Wie sehr die Frage, was eine sexuelle Störung sei, der
glatten Antwort spottet, zeigt am deutlichsten ein Blick in
die alte Literatur. Zur Zeit Lallemands (1836-42) klagten
Ärzte über das Grassieren der Spermatorrhoe, weil angeblich
immer mehr Männern der Samen einfach ohne Zeichen
der Erregung herauslief. Zur Zeit Krafft-Ebings (1886)
wurde der Geschlechtstrieb, der bei Kindern oder älteren
Männern in Erscheinung trat, als paradox bezeichnet und
den "cerebral bedingten Neurosen" zugerechnet.
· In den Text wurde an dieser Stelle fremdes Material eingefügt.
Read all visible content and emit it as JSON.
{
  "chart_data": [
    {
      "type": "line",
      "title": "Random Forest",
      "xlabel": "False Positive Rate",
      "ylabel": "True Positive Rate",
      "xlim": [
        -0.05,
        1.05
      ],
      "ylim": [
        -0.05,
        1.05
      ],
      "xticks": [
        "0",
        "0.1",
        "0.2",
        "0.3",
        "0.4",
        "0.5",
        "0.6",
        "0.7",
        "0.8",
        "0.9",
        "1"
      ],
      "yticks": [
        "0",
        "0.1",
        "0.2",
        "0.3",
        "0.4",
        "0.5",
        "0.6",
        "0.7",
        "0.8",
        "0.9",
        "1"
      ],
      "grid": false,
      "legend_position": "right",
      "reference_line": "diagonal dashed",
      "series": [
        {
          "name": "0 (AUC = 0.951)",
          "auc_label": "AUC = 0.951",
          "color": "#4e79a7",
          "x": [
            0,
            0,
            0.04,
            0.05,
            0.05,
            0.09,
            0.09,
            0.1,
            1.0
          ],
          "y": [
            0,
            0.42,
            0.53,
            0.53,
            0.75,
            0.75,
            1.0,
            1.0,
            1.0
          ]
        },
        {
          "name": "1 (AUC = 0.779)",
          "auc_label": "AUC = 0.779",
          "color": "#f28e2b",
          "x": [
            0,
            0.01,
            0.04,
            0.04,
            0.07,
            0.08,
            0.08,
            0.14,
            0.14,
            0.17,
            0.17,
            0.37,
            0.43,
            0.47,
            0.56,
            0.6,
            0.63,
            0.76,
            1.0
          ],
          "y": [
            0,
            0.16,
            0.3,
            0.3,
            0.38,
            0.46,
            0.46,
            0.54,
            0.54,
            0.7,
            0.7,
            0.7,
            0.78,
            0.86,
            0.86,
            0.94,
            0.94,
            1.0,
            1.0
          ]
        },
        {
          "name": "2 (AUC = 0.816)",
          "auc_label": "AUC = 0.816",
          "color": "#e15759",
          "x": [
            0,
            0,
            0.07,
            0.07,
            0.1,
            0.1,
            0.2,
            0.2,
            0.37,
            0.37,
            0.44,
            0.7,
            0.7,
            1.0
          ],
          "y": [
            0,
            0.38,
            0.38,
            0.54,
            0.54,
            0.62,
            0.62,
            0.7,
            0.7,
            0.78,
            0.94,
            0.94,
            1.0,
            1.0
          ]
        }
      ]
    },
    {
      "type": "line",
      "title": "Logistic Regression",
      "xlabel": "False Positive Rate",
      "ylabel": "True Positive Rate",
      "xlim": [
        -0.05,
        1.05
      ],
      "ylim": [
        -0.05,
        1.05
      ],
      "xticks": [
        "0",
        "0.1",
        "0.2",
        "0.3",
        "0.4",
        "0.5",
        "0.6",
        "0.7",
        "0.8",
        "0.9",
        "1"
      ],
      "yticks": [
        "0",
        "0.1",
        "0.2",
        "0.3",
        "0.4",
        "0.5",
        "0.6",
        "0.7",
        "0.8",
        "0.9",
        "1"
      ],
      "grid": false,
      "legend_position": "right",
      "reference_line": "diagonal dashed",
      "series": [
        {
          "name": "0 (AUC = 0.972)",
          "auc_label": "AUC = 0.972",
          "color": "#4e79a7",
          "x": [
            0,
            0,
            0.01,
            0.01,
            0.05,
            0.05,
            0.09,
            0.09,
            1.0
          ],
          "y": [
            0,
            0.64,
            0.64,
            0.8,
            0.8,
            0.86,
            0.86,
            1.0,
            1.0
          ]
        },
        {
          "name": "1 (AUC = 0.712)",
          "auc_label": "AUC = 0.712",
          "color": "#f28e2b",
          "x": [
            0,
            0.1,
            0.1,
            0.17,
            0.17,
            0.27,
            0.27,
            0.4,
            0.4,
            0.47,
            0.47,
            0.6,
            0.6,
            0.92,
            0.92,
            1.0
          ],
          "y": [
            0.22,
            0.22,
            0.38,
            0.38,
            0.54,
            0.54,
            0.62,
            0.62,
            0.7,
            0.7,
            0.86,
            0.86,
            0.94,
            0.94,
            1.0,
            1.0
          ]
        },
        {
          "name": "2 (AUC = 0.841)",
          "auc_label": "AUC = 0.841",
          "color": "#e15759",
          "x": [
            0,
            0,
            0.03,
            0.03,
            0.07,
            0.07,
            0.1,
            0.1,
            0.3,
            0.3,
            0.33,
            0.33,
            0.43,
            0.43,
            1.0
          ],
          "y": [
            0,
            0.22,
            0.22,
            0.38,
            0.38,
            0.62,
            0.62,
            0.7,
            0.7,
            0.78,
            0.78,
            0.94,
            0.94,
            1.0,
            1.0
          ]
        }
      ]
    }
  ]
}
Zur Zeit
der epochalen "Drei Abhandlungen zur Sexual theorie" von
Freud (1905; vgl. zur Rezeption nach 100 jahren Dannecker
u. Katzenbach 2005, Quindeau u. Sigusch 2005) wurde der
aktive Mundverkehr, auch von Freud selbst, als "pervers"
angesehen. Und der ebenso kritische wie liberale Sexualforscher
Eulenburg (1906: 190), der sich mit einer einzigartigen
Enzyklopädie der gesamten Medizin seiner Zeit verewigt
hat, fürchtete allen Ernstes, dass ein Mann, an dem
eine Frau den passiven Mundverkehr, genannt "Fellation"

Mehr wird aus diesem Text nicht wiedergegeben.